Modify

Ticket #59 (closed defect: worksforme)

Opened 7 years ago

Last modified 42 hours ago

Load yaml data as utf-8 strings into a dictionary

Reported by: dukebody@… Owned by: xi
Priority: normal Component: pyyaml
Severity: normal Keywords:
Cc:

Description (last modified by xi) (diff)

Hello, I'm looking for support, but I don't know if this is the right place to ask.

I'm using PyYAML to load some nested data from an utf-8 encoded file in Python with:

import yaml
stream=file('data.yaml','r')
data=yaml.load(stream)

The data variable becomes a dictionary with unicode values where is needed. What I want is to put utf-8 strings instead of unicode values to use this data with another library: Cheetah. If I try to use the unicode-type dictionary generated by default with PyYAML I get an UnicodeDecodeError, because de Cheetah strings are in iso-8859-15 and Python tries to decode them to Unicode using ASCII charset tables, so it obiously fails.

Is there any way to get an utf-8 coded dictionary?

Attachments

Change History

comment:1 Changed 7 years ago by xi

  • Status changed from new to assigned
  • Description modified (diff)

comment:2 Changed 7 years ago by xi

  • Status changed from assigned to closed
  • Resolution set to worksforme

You need to specify an alternative constructor for the tag !!str.
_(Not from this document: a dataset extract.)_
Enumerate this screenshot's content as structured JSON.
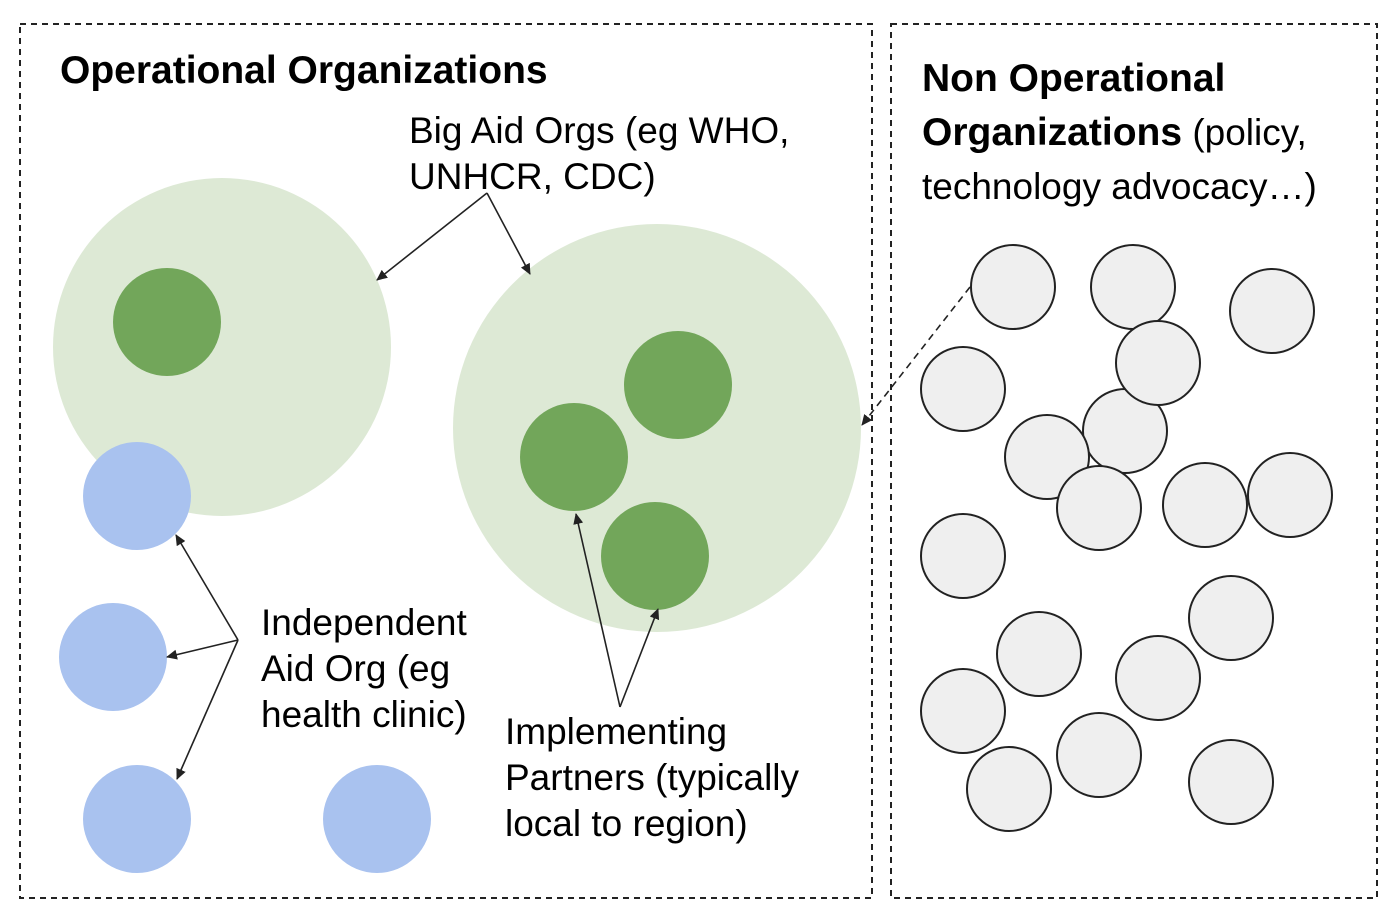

You can do it as follows:

import yaml
def custom_str_constructor(loader, node):
    return loader.construct_scalar(node).encode('utf-8')
yaml.add_constructor(u'tag:yaml.org,2002:str', custom_str_constructor)

Example:

>>> import yaml
>>> yaml.load("Кирилл")
u'\u041a\u0438\u0440\u0438\u043b\u043b'
>>> def custom_str_constructor(loader, node):
...     return loader.construct_scalar(node).encode('utf-8')
... 
>>> yaml.add_constructor(u'tag:yaml.org,2002:str', custom_str_constructor)
>>> yaml.load("Кирилл")
'\xd0\x9a\xd0\xb8\xd1\x80\xd0\xb8\xd0\xbb\xd0\xbb'

comment:3 Changed 42 hours ago by maskodok <galihadiputro87@…>

The only thing more I could hope for is documentation of all these features (other than reading through the code).  Cipto Junaedy Is this in process? Can I help? About  Unit Link Terbaik di Indonesia Commonwealth Life Investra Link

View

Add a comment

Modify Ticket

Change Properties
<Author field>
Action
as closed
The resolution will be deleted. Next status will be 'reopened'
Author


E-mail address and user name can be saved in the Preferences.

 
Note: See TracTickets for help on using tickets.